14 Jul 2015
“UNICEF” United Nations Children’s Fund warned the spread of diseases and serious epidemics between Syrian children, if it continues the scarcity of safe water resources, and high temperatures rates, in cities and refugee camps inside and outside the country, in a statement posted on the official organization site.
The statement stressed that « Syrian children are becoming increasingly vulnerable to water borne illnesses amid peaking summer temperatures and dwindling supplies of safe water».
Hanaa Singer, UNICEF’s Representative in Syria, said that “The situation is alarming particularly for children who are susceptible to water borne diseases”, she added “With the crisis now in its fifth year, water has become even more scarce and unsafe, and poor hygiene conditions especially among the displaced communities are putting more children at severe risk”.
As it stated in the statement “Since the beginning of 2015, said the UN agency, Syria has reported 105,886 cases of acute diarrhoea while also registering a sharp increase of Hepatitis A cases,” and “The situation is particularly dramatic in Deir-Ez-Zour, a city not far from Syria’s border with Iraq, where raw sewage has reportedly contaminated the Euphrates River from which the local population receives its water. As a result, UNICEF added, some 1,144 of typhoid cases have been reported”.
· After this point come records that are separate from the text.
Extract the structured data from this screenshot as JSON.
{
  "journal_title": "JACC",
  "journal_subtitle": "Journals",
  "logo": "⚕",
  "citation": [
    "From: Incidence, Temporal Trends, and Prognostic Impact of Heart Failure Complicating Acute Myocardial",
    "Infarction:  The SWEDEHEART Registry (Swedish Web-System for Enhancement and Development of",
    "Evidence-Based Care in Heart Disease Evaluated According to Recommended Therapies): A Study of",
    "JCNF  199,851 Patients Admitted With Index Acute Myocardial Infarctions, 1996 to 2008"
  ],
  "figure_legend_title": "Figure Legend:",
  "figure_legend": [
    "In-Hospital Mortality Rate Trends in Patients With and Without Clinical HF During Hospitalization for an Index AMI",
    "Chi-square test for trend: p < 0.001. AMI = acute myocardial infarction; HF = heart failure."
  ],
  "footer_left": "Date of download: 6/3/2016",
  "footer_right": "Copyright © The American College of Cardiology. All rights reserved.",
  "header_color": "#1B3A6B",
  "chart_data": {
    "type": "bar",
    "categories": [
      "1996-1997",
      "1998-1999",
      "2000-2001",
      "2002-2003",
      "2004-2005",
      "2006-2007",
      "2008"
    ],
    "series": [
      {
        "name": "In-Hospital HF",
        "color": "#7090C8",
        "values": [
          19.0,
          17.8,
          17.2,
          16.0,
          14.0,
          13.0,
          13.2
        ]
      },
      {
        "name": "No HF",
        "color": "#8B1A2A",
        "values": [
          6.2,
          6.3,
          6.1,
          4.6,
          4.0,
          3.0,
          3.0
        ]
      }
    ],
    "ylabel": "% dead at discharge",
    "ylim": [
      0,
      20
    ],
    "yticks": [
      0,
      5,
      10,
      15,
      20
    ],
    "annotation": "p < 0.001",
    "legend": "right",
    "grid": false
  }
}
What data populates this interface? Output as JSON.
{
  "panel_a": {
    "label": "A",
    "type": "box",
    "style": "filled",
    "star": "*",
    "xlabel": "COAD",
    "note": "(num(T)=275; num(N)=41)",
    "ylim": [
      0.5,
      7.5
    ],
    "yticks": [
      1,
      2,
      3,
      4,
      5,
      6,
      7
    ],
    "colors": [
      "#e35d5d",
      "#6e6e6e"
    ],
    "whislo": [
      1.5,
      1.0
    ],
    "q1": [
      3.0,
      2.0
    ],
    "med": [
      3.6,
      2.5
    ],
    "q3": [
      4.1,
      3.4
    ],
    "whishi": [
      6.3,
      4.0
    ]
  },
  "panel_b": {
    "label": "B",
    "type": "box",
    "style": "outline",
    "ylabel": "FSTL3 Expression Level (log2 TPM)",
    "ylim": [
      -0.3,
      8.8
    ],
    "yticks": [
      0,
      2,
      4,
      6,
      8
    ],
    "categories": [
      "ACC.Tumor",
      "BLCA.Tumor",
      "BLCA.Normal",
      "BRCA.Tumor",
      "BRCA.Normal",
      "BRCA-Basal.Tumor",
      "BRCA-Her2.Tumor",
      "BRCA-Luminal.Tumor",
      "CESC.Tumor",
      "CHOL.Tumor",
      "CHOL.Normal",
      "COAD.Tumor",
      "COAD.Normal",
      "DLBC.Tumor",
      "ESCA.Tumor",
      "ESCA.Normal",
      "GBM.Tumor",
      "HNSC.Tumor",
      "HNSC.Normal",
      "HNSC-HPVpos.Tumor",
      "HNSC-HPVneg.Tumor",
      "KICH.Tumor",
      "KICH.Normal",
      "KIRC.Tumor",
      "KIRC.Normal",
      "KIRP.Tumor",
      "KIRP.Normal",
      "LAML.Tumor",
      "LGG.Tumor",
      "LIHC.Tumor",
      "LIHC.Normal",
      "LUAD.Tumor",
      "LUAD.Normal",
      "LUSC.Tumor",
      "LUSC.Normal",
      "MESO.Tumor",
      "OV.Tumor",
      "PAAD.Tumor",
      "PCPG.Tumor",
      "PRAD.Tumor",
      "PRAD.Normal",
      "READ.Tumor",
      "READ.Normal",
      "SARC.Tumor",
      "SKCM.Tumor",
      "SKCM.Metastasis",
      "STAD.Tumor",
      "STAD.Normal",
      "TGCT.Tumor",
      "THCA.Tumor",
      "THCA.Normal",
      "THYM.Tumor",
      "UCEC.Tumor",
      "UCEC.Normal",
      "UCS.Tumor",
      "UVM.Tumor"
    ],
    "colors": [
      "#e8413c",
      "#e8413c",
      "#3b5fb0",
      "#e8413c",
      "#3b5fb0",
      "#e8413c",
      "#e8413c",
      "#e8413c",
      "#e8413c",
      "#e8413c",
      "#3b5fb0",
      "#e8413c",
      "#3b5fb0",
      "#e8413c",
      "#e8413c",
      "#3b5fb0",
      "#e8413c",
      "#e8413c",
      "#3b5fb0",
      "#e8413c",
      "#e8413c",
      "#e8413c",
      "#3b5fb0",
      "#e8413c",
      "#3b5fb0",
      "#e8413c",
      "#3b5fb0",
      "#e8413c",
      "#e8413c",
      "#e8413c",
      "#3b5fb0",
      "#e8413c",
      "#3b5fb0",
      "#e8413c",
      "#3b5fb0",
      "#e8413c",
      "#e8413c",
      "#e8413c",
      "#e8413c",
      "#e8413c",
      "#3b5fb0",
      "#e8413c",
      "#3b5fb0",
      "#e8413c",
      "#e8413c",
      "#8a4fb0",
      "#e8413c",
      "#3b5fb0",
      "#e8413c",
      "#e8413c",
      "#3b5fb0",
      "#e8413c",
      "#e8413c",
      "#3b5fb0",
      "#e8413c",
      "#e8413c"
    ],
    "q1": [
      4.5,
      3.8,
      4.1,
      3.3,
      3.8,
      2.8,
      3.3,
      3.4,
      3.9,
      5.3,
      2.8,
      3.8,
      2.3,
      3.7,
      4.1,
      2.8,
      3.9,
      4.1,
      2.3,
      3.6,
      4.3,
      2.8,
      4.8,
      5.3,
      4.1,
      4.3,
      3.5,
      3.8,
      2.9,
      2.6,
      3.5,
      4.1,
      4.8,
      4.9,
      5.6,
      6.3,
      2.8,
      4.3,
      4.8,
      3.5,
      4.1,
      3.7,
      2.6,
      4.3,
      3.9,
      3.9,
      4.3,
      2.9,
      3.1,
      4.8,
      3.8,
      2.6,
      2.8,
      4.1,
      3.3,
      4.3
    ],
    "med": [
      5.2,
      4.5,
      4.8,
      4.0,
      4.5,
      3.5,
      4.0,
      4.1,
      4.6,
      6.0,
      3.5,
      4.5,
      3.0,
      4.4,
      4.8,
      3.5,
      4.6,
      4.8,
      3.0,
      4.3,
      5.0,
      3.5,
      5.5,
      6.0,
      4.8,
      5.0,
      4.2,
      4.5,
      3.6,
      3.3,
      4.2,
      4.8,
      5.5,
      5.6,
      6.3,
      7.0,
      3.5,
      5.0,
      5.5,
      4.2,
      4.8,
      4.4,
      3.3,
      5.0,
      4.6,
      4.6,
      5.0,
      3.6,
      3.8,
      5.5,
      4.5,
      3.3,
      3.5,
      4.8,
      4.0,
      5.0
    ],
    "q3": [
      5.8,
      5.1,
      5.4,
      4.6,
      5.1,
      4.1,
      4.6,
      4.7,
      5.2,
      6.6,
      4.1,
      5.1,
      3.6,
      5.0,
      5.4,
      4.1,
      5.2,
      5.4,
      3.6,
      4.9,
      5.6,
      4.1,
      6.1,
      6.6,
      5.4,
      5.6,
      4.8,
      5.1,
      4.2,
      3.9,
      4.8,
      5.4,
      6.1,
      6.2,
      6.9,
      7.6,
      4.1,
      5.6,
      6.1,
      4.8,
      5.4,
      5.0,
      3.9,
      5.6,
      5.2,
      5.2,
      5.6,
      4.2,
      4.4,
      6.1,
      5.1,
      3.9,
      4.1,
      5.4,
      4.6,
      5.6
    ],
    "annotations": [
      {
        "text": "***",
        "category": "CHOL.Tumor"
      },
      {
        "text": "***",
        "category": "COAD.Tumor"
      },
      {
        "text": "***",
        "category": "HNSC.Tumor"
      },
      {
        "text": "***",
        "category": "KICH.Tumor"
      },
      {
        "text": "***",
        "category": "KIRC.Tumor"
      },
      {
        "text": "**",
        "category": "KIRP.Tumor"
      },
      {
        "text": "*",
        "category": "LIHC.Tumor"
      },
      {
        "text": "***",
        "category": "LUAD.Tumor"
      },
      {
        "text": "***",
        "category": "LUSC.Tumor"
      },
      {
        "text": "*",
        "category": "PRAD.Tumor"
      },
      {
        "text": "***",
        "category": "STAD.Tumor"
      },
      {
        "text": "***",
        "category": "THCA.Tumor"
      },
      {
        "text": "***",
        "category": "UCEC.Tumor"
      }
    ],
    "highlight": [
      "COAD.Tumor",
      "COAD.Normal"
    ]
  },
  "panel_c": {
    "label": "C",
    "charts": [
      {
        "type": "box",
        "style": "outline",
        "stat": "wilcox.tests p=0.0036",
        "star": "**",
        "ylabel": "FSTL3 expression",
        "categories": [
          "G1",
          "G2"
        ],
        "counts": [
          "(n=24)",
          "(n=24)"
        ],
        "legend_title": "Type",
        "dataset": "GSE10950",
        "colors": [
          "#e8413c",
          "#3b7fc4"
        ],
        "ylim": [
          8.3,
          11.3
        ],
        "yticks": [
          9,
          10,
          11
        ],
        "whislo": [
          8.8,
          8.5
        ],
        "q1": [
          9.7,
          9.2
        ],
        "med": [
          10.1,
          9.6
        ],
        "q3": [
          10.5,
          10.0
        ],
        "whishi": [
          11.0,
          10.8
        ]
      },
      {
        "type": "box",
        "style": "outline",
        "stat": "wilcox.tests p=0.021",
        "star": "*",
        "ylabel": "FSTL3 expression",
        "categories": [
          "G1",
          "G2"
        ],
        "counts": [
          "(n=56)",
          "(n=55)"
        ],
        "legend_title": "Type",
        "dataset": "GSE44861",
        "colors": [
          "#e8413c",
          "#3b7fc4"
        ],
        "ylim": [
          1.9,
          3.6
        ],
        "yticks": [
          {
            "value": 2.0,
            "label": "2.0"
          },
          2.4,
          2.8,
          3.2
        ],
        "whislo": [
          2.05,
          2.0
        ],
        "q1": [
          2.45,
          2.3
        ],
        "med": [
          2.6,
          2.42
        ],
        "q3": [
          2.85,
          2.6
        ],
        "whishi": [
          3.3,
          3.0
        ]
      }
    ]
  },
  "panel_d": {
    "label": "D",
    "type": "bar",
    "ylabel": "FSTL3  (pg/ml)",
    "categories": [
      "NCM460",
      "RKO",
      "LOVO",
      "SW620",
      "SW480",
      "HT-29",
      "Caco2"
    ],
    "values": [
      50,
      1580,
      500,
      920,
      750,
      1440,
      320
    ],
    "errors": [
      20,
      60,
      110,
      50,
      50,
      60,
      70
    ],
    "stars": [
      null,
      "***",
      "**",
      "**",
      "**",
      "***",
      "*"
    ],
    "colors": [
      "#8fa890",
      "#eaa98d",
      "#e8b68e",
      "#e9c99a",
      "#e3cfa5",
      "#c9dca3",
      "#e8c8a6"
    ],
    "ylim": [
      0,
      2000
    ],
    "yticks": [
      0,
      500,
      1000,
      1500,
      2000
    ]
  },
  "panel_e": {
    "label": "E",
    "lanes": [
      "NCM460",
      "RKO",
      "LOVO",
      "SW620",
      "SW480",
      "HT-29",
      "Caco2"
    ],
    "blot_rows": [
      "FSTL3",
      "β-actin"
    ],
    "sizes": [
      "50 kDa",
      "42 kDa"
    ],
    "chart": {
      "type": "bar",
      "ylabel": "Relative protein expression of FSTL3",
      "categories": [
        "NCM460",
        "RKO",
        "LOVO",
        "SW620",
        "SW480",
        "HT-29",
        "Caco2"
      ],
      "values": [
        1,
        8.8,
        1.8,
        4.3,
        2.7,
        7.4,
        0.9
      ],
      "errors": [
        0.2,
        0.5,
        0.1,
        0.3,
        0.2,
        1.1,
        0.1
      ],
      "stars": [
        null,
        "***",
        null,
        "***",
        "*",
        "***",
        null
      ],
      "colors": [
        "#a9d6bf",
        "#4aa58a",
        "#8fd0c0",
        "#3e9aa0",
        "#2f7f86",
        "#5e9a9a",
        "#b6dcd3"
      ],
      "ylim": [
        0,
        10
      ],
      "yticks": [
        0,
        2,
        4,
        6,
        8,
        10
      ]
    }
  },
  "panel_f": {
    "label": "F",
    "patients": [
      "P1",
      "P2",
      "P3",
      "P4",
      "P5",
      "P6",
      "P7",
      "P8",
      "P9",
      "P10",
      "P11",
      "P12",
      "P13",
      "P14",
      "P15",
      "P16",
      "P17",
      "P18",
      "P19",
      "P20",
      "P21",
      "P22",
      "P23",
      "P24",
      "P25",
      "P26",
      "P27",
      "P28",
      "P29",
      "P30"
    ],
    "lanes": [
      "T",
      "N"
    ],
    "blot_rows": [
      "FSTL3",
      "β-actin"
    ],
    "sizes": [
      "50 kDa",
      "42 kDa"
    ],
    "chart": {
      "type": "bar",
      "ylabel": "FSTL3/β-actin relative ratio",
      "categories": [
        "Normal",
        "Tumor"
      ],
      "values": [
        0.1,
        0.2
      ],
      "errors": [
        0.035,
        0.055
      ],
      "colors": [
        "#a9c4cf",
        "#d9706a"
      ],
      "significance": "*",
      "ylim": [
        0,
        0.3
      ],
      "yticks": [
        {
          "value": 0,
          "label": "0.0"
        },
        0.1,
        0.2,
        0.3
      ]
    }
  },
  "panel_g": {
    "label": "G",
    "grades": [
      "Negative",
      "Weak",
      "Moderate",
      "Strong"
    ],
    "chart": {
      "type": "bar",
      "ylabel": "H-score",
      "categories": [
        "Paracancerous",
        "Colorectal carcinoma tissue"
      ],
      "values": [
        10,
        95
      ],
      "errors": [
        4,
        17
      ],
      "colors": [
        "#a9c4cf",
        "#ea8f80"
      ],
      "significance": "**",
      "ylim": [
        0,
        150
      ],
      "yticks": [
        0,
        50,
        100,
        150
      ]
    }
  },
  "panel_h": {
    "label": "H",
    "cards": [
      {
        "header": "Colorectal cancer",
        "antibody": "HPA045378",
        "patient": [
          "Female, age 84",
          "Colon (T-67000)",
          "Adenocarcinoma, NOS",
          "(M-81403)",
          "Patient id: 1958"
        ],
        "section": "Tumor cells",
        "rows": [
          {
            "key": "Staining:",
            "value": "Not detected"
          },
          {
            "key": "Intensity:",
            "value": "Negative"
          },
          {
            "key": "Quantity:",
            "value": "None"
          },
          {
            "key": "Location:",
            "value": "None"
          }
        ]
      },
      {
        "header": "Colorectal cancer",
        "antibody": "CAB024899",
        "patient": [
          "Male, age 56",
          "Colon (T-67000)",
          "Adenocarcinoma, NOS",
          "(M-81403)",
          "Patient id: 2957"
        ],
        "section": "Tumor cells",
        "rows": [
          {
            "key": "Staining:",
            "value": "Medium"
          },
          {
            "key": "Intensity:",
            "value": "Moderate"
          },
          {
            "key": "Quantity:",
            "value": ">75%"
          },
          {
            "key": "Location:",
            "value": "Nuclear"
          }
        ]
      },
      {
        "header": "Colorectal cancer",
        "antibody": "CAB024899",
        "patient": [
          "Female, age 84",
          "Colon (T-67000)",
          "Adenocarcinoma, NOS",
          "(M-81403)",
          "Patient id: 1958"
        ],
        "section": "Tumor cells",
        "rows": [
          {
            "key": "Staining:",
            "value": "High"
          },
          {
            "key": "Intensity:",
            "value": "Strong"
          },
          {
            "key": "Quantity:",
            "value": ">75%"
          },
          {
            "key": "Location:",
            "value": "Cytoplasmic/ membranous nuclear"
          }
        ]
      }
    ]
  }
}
Ms. Singer said “Since the beginning of the crisis, we’ve been working with a range of partners to support the vital water infrastructure on which some 15 million people in Syria depend,” she continued “This includes drilling and equipping wells as alternative sources of water as well as supporting the local production and procurement of water treatment supplies”.
The UN’s Office for the Coordination of Humanitarian Affairs (OCHA) has cautioned that some 12 million people in the Middle Eastern country today remain in need of humanitarian assistance – a twelve-fold increase since 2011. 7.6 million people have been displaced by the conflict and another 4.8 million people are in need of humanitarian assistance in hard to reach and besieged locations.
The humanitarian impact of the crisis is only further compounded by funding shortfalls which has seen wholesale cuts to the UN’s delivery of humanitarian aid – from food assistance to lifesaving health services.